How significant is the relationship between pregnant: Pregnancy Status and X_rfdrwm4: Adult Women Heavy Alcohol Consumption Calculated Variable?


Part 3: Exploratory data analysis

Research question 1:

lung <- table(brfss2013$smokday2, brfss2013$chccopd1)
lung
##             
##                 Yes     No
##   Every day    9999  44747
##   Some days    3186  18163
##   Not at all  16746 120536
result1 <- chisq.test(lung)
result1
## 
##  Pearson's Chi-squared test
## 
## data:  lung
## X-squared = 1210, df = 2, p-value < 2.2e-16
result1$p.value        # small p-value => evidence of association
## [1] 1.7664e-263
alpha <- 0.05
ifelse(result1$p.value < alpha, "p-value is significant", "p-value is not significant")  
## [1] "p-value is significant"
plot(brfss2013$smokday2, 
     main = "Daily Cigarettes Status",  
     xlab = "Figure 1 shows the responses of 491,775 participants regarding their daily smoking habits.")

plot(brfss2013$chccopd1, 
     main = "Having COPD, Emphysema or Chronic Bronchitis Status", 
     xlab = "Figure 2 portrays the responses of 491,775 participants when asked if they have ever
     been told that they have COPD, emphysema or chronic bronchitis.")
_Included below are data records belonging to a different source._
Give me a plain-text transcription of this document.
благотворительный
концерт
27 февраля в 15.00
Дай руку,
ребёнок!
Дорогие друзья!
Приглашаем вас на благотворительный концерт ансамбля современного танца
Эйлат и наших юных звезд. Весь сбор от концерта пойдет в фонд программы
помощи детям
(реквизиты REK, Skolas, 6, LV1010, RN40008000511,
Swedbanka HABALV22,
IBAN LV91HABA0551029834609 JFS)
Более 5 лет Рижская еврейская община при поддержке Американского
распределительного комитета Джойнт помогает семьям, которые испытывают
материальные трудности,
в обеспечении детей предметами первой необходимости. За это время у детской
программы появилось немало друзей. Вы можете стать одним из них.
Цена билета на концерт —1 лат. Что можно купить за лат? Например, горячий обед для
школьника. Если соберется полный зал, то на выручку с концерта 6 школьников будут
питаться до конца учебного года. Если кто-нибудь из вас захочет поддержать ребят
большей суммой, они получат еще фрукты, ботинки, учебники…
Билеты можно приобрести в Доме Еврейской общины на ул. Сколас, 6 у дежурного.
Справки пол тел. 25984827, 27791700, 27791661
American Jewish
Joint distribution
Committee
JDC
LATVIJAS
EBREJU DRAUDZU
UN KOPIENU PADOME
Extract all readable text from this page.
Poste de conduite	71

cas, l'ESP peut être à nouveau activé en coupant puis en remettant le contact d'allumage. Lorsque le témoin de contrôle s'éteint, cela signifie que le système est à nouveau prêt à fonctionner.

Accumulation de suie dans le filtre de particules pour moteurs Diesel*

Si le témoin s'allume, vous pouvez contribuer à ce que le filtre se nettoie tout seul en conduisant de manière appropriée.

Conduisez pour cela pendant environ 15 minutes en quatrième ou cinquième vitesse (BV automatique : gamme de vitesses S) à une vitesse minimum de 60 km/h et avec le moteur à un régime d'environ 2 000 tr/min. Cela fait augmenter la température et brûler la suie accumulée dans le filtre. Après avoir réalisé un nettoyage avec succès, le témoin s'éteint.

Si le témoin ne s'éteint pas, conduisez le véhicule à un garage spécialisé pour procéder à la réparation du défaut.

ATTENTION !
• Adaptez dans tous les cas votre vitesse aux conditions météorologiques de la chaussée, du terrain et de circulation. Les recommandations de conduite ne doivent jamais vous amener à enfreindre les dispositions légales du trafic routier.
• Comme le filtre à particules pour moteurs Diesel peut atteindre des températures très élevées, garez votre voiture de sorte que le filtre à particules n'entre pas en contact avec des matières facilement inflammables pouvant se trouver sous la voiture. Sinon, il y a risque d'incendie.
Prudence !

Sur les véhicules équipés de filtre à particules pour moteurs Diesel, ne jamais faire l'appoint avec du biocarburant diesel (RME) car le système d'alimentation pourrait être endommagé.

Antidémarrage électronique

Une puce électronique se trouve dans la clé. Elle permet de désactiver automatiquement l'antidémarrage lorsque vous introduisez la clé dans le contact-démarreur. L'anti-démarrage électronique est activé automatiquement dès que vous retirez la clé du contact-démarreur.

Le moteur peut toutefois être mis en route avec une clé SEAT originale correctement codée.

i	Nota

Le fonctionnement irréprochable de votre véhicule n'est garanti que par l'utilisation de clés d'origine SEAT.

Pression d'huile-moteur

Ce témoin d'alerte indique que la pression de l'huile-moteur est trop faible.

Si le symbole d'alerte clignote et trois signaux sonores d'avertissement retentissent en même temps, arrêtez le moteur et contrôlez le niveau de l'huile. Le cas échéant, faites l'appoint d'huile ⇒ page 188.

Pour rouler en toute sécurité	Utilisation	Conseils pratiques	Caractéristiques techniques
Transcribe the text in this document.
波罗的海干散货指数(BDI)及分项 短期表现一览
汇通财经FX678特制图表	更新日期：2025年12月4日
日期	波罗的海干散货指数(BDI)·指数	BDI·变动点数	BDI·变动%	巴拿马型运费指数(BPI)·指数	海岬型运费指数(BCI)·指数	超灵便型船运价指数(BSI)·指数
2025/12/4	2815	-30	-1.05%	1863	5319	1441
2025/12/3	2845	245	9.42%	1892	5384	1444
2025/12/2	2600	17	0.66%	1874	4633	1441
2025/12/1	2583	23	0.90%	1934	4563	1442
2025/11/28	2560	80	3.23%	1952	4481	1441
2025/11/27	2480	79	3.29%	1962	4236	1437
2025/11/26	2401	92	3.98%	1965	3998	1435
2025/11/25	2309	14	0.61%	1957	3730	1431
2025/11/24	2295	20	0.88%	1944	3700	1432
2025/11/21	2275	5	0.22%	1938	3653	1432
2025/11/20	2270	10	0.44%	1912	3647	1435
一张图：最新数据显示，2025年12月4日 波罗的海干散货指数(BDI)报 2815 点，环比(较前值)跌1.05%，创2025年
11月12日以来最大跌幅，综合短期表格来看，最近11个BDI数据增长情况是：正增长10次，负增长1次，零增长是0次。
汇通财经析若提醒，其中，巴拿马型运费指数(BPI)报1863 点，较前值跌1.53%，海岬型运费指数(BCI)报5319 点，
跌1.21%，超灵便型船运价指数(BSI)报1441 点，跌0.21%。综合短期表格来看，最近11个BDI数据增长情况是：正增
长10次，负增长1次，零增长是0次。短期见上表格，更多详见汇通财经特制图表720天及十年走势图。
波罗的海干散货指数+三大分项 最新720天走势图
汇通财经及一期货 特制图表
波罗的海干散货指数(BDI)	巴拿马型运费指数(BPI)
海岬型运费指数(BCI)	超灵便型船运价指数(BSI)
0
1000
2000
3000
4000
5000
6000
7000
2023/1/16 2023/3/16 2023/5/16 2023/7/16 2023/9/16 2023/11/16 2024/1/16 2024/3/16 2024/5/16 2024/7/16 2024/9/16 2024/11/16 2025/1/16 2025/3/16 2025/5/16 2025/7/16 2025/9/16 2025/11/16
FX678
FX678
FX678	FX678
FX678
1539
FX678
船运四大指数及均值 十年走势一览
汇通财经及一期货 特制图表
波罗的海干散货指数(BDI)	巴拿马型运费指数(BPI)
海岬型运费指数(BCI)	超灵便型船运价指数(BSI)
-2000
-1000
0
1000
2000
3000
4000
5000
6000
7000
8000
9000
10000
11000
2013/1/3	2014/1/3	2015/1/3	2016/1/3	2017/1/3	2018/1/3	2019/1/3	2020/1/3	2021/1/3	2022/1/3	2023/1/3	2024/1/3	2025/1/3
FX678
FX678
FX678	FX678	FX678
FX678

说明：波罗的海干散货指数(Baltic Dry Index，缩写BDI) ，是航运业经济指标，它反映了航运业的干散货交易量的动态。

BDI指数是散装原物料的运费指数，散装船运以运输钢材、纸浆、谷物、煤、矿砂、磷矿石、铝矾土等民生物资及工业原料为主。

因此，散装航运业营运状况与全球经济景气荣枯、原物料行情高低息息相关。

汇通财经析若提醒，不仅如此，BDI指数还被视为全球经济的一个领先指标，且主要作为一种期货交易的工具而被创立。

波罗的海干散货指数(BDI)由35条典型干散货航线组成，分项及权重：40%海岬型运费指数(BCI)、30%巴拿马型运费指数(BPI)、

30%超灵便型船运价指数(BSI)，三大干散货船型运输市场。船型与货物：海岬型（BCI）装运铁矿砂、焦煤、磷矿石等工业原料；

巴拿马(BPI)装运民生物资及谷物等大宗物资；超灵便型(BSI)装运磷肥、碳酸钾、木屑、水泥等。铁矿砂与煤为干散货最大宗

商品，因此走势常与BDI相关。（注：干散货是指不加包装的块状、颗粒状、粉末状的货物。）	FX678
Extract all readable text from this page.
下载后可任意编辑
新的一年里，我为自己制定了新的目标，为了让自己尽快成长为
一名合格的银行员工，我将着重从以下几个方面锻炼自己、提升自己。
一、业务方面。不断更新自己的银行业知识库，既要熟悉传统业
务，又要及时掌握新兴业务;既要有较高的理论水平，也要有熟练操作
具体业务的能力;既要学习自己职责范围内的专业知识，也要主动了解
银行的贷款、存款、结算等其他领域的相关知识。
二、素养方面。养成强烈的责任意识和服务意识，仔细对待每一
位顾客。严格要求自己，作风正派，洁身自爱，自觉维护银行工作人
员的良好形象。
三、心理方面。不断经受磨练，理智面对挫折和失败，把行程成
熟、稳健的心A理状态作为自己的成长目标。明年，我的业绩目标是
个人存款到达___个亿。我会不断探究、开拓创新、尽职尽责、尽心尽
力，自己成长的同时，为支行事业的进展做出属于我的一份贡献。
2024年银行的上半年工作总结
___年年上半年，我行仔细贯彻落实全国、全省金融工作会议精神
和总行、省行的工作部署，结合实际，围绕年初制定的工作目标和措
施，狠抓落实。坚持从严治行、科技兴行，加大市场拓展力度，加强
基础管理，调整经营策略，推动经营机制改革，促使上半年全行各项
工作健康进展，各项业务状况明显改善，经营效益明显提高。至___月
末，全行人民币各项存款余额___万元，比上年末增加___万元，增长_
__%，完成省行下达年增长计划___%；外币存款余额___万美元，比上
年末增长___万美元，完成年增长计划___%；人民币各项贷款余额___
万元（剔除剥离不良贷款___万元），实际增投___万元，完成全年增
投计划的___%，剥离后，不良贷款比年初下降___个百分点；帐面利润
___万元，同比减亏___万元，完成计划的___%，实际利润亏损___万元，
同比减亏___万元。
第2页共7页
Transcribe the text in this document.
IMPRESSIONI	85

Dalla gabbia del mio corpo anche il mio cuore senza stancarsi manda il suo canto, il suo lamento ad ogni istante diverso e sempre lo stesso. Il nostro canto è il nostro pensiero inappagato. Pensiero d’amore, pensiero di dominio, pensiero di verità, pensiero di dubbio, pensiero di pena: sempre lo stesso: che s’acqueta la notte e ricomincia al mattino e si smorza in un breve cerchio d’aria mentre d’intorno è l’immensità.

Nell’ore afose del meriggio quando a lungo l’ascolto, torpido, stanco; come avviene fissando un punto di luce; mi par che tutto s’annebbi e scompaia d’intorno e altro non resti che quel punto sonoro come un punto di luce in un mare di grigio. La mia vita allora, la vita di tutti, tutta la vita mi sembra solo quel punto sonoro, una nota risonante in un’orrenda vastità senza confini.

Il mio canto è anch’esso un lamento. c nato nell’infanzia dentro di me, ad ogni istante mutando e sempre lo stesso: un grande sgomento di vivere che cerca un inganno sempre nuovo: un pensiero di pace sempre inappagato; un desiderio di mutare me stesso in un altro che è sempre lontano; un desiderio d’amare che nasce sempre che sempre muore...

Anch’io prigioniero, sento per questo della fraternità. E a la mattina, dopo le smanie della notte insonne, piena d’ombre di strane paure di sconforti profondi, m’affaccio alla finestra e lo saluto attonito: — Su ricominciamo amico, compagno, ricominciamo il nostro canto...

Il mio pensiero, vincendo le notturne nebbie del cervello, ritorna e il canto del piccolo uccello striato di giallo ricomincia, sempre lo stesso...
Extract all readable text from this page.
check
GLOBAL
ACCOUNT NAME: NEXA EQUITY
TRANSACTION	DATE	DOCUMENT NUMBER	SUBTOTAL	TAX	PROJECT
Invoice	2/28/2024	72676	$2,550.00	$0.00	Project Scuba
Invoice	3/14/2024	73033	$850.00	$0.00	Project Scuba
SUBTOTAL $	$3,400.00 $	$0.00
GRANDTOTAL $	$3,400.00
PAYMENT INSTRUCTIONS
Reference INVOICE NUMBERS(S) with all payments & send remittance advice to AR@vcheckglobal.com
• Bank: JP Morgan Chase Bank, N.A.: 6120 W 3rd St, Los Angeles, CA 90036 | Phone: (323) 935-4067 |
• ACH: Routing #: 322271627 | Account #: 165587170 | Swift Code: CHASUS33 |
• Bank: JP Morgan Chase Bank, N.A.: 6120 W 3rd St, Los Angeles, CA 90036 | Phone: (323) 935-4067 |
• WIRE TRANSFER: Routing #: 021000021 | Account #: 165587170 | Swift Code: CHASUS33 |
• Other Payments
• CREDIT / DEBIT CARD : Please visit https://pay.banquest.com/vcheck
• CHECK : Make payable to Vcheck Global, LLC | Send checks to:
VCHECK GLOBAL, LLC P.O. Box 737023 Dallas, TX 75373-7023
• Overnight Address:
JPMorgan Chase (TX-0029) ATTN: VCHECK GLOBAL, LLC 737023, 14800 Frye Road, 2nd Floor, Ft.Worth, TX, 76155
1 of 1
At 5% significance level, from the sample data, I reject the null hypothesis of independence and conclude a statistical significant association between having COPD, emphysema or chronic bronchitis status and those who smoke cigarettes daily status.

Research question 2:

liv_lung <- table(brfss2013$X_rfdrhv4, brfss2013$smokday2)
liv_lung
##      
##       Every day Some days Not at all
##   No      47167     18834     125916
##   Yes      6212      1932       8972
result2 <- chisq.test(liv_lung)
result2
## 
##  Pearson's Chi-squared test
## 
## data:  liv_lung
## X-squared = 1302.9, df = 2, p-value < 2.2e-16
result2$p.value        # small p-value => evidence of association
## [1] 1.192845e-283
alpha <- 0.05
ifelse(result2$p.value < alpha, "p-value is significant", "p-value is not significant")  
## [1] "p-value is significant"
plot(brfss2013$X_rfdrhv4, 
     main = "Heavy Alcohol Consumption Status", 
     xlab = "Figure 3 demonstrates the responses of 491,775 participants about their heavy alcohol  
     consumption habits.")

plot(brfss2013$smokday2, 
     main = "Daily Cigarettes Status", 
     xlab = "Figure 4 shows the responses of 491,775 participants regarding their daily smoking habits.")

At 5% significance level, from the sample data, I reject the null hypothesis of independence and conclude that there is a statistical significant association between those with heavy alcohol consumption status and those who smoke cigarettes daily status.

Research question 3:

preg_liv <- table(brfss2013$pregnant, brfss2013$X_rfdrwm4)
preg_liv
##      
##          No   Yes
##   Yes  2928    40
##   No  66828  4066
result3 <- chisq.test(preg_liv)
result3
## 
##  Pearson's Chi-squared test with Yates' continuity correction
## 
## data:  preg_liv
## X-squared = 103.63, df = 1, p-value < 2.2e-16
result3$p.value
## [1] 2.443343e-24
alpha <- 0.05
ifelse(result3$p.value < alpha, "p-value is significant", "p-value is not significant")  
## [1] "p-value is significant"
plot(brfss2013$pregnant, 
     main = "Pregnancy Status", 
     xlab = "Figure 5 demonstrates subjects' responses to the question about pregnancy status.")

plot(brfss2013$X_rfdrwm4, 
     main = "Heavy Drinker Status", 
     xlab = "Figure 6 presents participants' heavy alcohol consumption habits.")

At 5% significance level, from the sample data, I reject the null hypothesis of independence and conclude that pregnancy status and heavy drinker status are statistically associated. This result does not imply a causal relationship.